The first thing you should know about the computer in your office is that it’s the product of a lot of work. Not from the people who created it, boxed, shipped and set it up (though they also put in time), but for the people who keep it connected.
Every university computer is connected to the UGA network—a massive, webbed entity that keeps the programs running and users in synch with the system and each other.
That system, an integral and invisible part of the modern campus, was born 50 years ago with one man and one refrigerator-sized machine.
As the university gears up to celebrate the 50th anniversary of Enterprise Information Technology Services, it’s helpful to take a look back at how the enterprise came this far.
In 1957, James Carmon, an animal husbandry professor, persuaded the university to buy an automated computing machine from IBM to help process agricultural data. After securing the purchase, Carmon became head of the department of experimental statistics, the university’s first computing wing.
The oversized computer UGA bought read and calculated data from old-fashioned punch cards, operating on a whopping 32K memory drive (an average BlackBerry cellular device holds about 62,500 times as much memory).
Under Carmon’s leadership, the department steadily expanded until 1982, when Apple Computers Inc. launched what was billed as the first personal computer, and UGA started toward the largest technological shift in its history.
Personal computers promised to streamline tasks and ease work, but the reality of maintaining them meant a ballooning department, growing from about three people to more than 200. A centralized network, where people would physically come to the computer, was replaced by network computing as the campus became synched with itself and the outside world in new ways.
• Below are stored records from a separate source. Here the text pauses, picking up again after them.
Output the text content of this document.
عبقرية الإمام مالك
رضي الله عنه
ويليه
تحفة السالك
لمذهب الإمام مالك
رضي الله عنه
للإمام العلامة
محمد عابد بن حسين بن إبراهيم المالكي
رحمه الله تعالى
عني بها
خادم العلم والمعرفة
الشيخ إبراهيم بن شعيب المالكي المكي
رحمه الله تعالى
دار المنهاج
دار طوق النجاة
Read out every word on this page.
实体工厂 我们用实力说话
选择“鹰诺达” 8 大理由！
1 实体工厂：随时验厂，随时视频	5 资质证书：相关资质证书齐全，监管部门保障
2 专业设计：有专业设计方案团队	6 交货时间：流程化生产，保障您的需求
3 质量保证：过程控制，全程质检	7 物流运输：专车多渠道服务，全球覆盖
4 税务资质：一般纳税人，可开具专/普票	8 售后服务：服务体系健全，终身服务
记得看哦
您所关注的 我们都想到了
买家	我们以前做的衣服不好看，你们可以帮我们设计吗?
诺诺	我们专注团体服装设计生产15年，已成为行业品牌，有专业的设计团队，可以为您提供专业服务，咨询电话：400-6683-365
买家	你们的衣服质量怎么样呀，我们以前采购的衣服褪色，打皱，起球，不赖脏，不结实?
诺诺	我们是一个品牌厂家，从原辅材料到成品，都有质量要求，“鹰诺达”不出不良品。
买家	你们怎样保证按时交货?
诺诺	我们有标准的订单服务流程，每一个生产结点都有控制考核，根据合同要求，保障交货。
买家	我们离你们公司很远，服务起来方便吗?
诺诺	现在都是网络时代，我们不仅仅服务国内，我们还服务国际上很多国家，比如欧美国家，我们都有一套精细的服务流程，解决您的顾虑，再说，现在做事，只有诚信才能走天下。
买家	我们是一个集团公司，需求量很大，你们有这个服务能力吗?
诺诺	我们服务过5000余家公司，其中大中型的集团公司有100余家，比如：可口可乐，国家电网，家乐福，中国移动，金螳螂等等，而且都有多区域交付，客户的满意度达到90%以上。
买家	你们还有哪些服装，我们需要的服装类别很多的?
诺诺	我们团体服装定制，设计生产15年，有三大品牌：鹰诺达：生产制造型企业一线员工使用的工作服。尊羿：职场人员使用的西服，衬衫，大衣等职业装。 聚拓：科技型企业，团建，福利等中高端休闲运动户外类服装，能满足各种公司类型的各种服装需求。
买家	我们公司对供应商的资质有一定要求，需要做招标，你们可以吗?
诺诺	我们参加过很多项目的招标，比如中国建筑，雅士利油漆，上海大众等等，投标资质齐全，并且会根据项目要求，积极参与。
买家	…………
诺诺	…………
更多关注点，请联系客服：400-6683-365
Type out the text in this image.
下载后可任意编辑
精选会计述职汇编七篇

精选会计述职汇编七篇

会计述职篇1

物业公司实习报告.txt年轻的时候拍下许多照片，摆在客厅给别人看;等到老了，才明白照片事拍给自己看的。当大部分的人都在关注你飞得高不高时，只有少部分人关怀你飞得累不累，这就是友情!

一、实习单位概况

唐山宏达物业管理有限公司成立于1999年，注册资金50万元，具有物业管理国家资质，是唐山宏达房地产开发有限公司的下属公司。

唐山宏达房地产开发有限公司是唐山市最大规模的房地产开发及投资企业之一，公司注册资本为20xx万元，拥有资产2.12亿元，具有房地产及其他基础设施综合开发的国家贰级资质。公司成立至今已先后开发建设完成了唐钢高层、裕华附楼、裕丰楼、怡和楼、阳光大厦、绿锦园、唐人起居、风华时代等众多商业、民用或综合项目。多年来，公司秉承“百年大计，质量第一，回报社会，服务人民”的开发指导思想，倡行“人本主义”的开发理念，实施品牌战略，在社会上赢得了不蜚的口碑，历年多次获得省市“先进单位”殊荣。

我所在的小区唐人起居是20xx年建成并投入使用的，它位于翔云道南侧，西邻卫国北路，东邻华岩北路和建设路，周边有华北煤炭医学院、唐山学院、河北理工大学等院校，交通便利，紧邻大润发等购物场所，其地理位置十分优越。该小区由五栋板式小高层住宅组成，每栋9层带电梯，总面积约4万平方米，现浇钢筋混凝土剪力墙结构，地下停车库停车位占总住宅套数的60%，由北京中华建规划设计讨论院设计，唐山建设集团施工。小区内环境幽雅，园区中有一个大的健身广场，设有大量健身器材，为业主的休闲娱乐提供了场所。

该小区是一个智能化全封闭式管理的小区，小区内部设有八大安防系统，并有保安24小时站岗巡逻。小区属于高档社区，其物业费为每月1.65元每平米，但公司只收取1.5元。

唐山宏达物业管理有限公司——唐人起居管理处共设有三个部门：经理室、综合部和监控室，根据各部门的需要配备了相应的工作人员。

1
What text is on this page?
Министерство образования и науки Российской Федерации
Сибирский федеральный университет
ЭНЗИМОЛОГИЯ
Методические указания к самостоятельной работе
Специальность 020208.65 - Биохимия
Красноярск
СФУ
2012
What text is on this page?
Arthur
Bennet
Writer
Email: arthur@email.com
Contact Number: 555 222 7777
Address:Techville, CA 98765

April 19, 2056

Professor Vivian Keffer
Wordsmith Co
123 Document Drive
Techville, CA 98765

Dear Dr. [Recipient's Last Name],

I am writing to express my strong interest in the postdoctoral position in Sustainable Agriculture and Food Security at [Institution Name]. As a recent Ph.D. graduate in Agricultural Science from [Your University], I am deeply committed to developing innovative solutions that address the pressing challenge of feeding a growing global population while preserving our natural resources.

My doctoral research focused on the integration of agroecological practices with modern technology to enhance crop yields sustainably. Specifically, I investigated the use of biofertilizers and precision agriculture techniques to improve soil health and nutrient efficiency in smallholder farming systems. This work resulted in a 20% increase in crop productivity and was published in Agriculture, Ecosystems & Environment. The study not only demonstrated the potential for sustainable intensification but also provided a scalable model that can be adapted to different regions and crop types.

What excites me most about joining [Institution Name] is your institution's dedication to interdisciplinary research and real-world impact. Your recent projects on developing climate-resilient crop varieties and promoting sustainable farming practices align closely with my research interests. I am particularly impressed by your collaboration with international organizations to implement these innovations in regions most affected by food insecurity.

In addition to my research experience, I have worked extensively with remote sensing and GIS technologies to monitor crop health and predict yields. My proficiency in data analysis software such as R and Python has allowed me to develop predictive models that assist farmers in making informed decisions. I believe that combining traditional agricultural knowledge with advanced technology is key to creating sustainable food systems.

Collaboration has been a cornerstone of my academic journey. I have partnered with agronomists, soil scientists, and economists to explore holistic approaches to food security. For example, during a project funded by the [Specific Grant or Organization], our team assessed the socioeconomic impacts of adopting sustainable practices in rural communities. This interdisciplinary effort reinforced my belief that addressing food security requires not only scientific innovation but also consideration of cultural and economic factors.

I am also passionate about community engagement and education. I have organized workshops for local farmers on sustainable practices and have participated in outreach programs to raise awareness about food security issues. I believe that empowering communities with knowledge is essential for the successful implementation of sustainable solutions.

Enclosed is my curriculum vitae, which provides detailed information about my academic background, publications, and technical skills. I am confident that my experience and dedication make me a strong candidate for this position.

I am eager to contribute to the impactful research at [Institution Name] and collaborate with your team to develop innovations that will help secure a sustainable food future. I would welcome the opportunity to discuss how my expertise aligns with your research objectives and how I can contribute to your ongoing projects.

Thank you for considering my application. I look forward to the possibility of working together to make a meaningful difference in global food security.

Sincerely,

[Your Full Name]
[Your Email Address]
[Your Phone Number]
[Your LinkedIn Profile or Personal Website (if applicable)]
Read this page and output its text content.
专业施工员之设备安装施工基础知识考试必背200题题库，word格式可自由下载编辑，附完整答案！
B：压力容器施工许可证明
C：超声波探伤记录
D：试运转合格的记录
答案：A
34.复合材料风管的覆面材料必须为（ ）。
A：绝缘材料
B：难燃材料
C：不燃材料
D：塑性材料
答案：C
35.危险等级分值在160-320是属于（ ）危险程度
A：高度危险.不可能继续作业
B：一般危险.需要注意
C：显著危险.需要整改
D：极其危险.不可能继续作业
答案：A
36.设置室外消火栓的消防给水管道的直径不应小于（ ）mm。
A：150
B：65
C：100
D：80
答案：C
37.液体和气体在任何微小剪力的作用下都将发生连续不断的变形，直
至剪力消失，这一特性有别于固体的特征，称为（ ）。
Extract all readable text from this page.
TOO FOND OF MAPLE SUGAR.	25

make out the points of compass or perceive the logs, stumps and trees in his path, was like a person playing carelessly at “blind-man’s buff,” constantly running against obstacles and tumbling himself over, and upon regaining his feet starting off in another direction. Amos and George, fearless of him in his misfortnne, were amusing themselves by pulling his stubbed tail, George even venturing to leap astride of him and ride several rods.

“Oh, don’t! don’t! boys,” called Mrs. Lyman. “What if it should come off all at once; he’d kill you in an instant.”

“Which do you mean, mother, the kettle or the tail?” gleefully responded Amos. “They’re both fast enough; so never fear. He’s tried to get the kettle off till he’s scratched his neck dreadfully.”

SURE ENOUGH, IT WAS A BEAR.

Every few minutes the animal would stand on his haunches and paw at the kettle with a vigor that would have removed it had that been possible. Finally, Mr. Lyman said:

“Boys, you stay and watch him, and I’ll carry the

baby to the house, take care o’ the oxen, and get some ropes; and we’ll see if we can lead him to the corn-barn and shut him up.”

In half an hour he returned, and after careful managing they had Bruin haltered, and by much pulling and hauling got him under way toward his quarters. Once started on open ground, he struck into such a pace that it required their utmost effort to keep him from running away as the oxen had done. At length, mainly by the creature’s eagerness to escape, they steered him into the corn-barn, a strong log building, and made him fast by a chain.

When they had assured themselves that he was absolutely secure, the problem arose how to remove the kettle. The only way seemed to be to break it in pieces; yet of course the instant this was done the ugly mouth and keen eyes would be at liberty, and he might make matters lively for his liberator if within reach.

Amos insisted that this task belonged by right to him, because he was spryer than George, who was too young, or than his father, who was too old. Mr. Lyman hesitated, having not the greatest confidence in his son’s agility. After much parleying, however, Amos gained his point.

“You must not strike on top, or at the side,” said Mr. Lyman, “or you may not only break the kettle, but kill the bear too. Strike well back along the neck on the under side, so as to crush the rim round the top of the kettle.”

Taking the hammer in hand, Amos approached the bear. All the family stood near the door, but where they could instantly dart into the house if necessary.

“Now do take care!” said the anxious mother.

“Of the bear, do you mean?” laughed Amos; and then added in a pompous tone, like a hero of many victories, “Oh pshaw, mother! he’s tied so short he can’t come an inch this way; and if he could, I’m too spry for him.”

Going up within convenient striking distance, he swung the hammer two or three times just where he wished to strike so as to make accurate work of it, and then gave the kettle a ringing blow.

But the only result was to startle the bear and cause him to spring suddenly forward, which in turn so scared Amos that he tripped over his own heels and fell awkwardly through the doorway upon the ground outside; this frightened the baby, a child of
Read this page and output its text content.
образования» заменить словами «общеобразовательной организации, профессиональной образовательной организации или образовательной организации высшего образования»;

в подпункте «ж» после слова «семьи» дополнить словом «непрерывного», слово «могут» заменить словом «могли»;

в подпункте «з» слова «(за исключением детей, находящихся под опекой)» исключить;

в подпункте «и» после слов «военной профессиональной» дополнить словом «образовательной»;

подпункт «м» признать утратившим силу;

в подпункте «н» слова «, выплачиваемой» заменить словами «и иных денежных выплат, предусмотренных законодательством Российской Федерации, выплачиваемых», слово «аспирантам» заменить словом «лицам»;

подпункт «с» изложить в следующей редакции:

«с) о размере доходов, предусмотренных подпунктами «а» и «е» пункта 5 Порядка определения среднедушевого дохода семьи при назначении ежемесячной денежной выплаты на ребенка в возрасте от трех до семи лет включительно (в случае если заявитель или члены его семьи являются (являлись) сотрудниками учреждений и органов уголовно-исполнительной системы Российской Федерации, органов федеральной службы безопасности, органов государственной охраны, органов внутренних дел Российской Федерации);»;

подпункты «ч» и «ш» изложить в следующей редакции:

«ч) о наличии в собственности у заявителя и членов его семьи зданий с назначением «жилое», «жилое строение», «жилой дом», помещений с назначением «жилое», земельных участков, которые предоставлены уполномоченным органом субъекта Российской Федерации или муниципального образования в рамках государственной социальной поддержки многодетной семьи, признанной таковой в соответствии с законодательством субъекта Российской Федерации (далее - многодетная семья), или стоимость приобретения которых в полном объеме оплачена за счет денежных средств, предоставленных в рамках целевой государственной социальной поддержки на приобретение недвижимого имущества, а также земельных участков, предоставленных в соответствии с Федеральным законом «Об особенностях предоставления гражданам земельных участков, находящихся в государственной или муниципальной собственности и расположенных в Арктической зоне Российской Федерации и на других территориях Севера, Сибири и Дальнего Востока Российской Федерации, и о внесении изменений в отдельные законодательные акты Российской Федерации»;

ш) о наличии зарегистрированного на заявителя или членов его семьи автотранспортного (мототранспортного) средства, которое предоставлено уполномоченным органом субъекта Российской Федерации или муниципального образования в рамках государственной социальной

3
“People always went on about how computing introduced such efficiencies and as a result reduced the number of personnel to produce various tasks, but programming and the management of data are some of the most labor-intensive applications that human kind has ever devised. So the personnel involved was immense to support these automated applications,” said Walter McRae, former chief information officer who worked at UGA for 30 years.
So what does EITS do? The department comprises the support staff of university interconnectivity. Computer wires, like water mains, run everywhere throughout campus. The department’s primary duty is the support, maintenance and operating of this network. Even though the English department may handle its computers within Park Hall, once the wires leave the building, they fall under EITS’ domain.
The department also acquires and distributes desktop software. Programs such as Microsoft Word and anti-virus applications are available on university machines thanks to deals struck by EITS’ bulk purchasing of licenses. The computer system also needs to reinvent itself about every four years; so updating the network with minimal interruption is left to EITS.
“Based on the outcome of the 2006 and 2007 Compact Planning process in concert with the Office of the Provost’s five-year planning process, future goals will include a continued effort on behalf of securing critical and sensitive data while providing the level of access and interchange of data and information necessary by a campus such as UGA,” said Barbara White current chief information officer and associate provost.
“For example, recognizing the reliance on e-mail as a communication tool and the forthcoming timeline for current e-mail system upgrade, staff will be entering a systematic assessment process evaluating options for future e-mail platforms to meet the needs of students, faculty and staff,” White also said. “Increased attention to the extended campus requirements such as the new Griffin Student Learning Center and the teaching and learning environments and interface with the residential campus providing access and increased functionality will be high on the list of priorities. Recognizing the continued requests for central hosting and backup will be part of the component of the goal of a ‘next generation network,’ ” she said.
“This goal also includes efforts in broadening the potential for high performance computing capability in concert with the other research institutions in Georgia.
“Based on a collaborative and shared responsibility model, efforts in support of a model for business continuity and disaster recovery for UGA will continue, led by UGA senior management involving the four Georgia research institutions,” White added. “And, a major goal is the continued effort to identify a solution for administrative business systems enabling both data management and integration capability; an immediate goal within this arena is the issue of identity management and the move to an identifier as an alternate to the SSN with the exception of those arenas requiring the Social Security number.”